Partition the graph into communities using the Label Propagation algorithm. An additional property community is added to each node specifying the community it has been assgined to by the algorithm.
CALL algo.labelPropagation("MATCH (t:Troll) RETURN id(t) AS id","MATCH (r1:Troll)-[:POSTED]->(t:Tweet)<-[:RETWEETED]-(:Tweet)<-[:POSTED]-(r2:Troll) RETURN id(r2) AS source, id(r1) AS target, COUNT(t) AS weight","OUTGOING",   {graph:'cypher', write: true, iterations: 200})

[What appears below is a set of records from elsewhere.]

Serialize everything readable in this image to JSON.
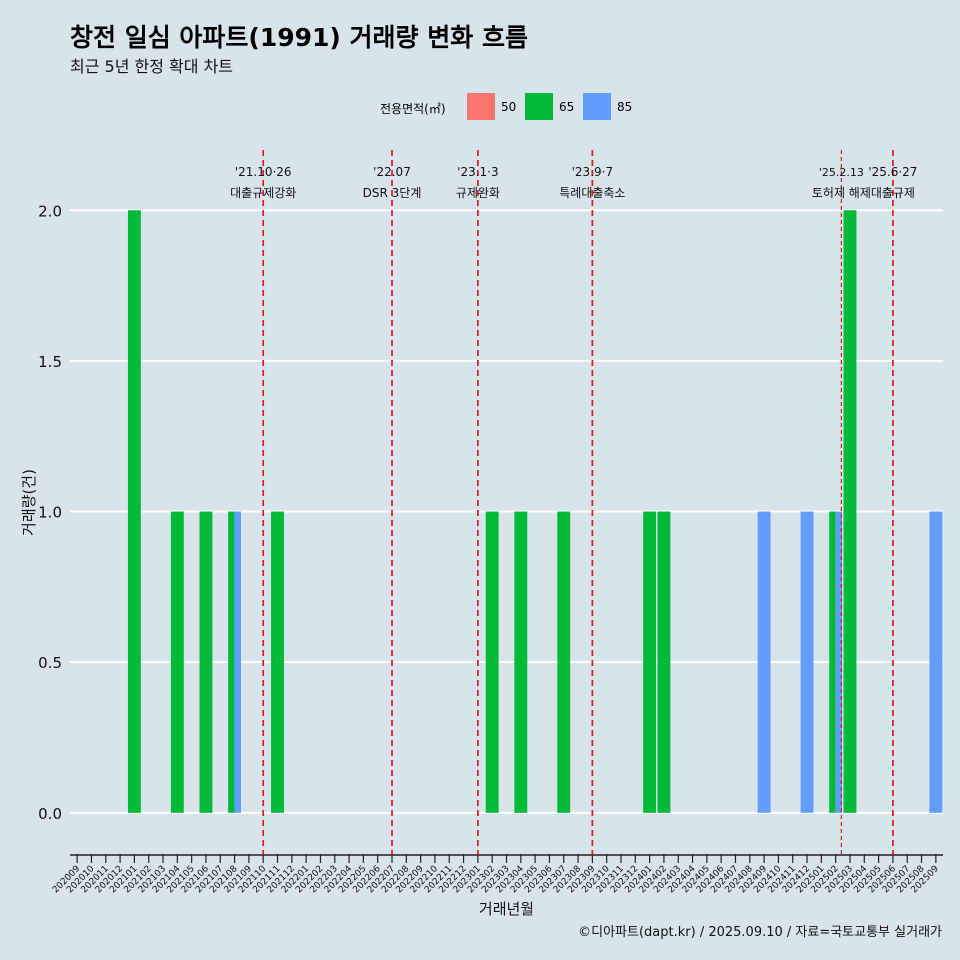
{
  "title": "창전 일심 아파트(1991) 거래량 변화 흐름",
  "subtitle": "최근 5년 한정 확대 차트",
  "caption": "©디아파트(dapt.kr) / 2025.09.10 / 자료=국토교통부 실거래가",
  "legend": {
    "title": "전용면적(㎡)",
    "items": [
      {
        "label": "50",
        "color": "#f8766d"
      },
      {
        "label": "65",
        "color": "#00ba38"
      },
      {
        "label": "85",
        "color": "#619cff"
      }
    ]
  },
  "chart_data": {
    "type": "bar",
    "title": "창전 일심 아파트(1991) 거래량 변화 흐름",
    "xlabel": "거래년월",
    "ylabel": "거래량(건)",
    "ylim": [
      -0.14,
      2.2
    ],
    "yticks": [
      0.0,
      0.5,
      1.0,
      1.5,
      2.0
    ],
    "ytick_labels": [
      "0.0",
      "0.5",
      "1.0",
      "1.5",
      "2.0"
    ],
    "categories": [
      "202009",
      "202010",
      "202011",
      "202012",
      "202101",
      "202102",
      "202103",
      "202104",
      "202105",
      "202106",
      "202107",
      "202108",
      "202109",
      "202110",
      "202111",
      "202112",
      "202201",
      "202202",
      "202203",
      "202204",
      "202205",
      "202206",
      "202207",
      "202208",
      "202209",
      "202210",
      "202211",
      "202212",
      "202301",
      "202302",
      "202303",
      "202304",
      "202305",
      "202306",
      "202307",
      "202308",
      "202309",
      "202310",
      "202311",
      "202312",
      "202401",
      "202402",
      "202403",
      "202404",
      "202405",
      "202406",
      "202407",
      "202408",
      "202409",
      "202410",
      "202411",
      "202412",
      "202501",
      "202502",
      "202503",
      "202504",
      "202505",
      "202506",
      "202507",
      "202508",
      "202509"
    ],
    "bars": [
      {
        "month": "202101",
        "area": "65",
        "value": 2
      },
      {
        "month": "202104",
        "area": "65",
        "value": 1
      },
      {
        "month": "202106",
        "area": "65",
        "value": 1
      },
      {
        "month": "202108",
        "area": "65",
        "value": 1
      },
      {
        "month": "202108",
        "area": "85",
        "value": 1
      },
      {
        "month": "202111",
        "area": "65",
        "value": 1
      },
      {
        "month": "202302",
        "area": "65",
        "value": 1
      },
      {
        "month": "202304",
        "area": "65",
        "value": 1
      },
      {
        "month": "202307",
        "area": "65",
        "value": 1
      },
      {
        "month": "202401",
        "area": "65",
        "value": 1
      },
      {
        "month": "202402",
        "area": "65",
        "value": 1
      },
      {
        "month": "202409",
        "area": "85",
        "value": 1
      },
      {
        "month": "202412",
        "area": "85",
        "value": 1
      },
      {
        "month": "202502",
        "area": "85",
        "value": 1
      },
      {
        "month": "202502",
        "area": "65",
        "value": 1
      },
      {
        "month": "202503",
        "area": "65",
        "value": 2
      },
      {
        "month": "202509",
        "area": "85",
        "value": 1
      }
    ],
    "events": [
      {
        "position": "202110",
        "date": "'21.10·26",
        "label": "대출규제강화"
      },
      {
        "position": "202207",
        "date": "'22.07",
        "label": "DSR 3단계"
      },
      {
        "position": "202301",
        "date": "'23.1·3",
        "label": "규제완화"
      },
      {
        "position": "202309",
        "date": "'23.9·7",
        "label": "특례대출축소"
      },
      {
        "position": "202502.4",
        "date": "'25.2.13",
        "label": "토허제 해제"
      },
      {
        "position": "202506",
        "date": "'25.6·27",
        "label": "대출규제"
      }
    ]
  }
}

We can then see which Trolls were assigned to each community:

MATCH (t:Troll) WHERE EXISTS(t.partition)
RETURN COLLECT(t.screen_name) AS members, t.partition AS community
ORDER BY SIZE(members) DESC LIMIT 10

And finally, we can see if there are certain themes that each community was focused on, by inspecting the most common hashtags used by each community:

MATCH (t:Troll) WHERE EXISTS(t.partition)
WITH COLLECT(t) AS members, t.partition AS community
ORDER BY SIZE(members) DESC LIMIT 10
UNWIND members AS t
MATCH (t)-[:POSTED]->(tw:Tweet)-[:HAS_TAG]->(ht:Hashtag)
WITH community, ht.tag AS tag, COUNT(tw) AS num ORDER BY num DESC
RETURN community, COLLECT(tag)[..10] AS toptags
LIMIT 10

Graph Visualization


Graph visualization is an important tool for interpreting the results of graph algorithms. Specifically:

  • Node size relative to centrality

  • Node color specific to community detection

  • Relationship thickness relative to weight

Try using Neovis.js to visualize the results of the graph algorithms we just ran here.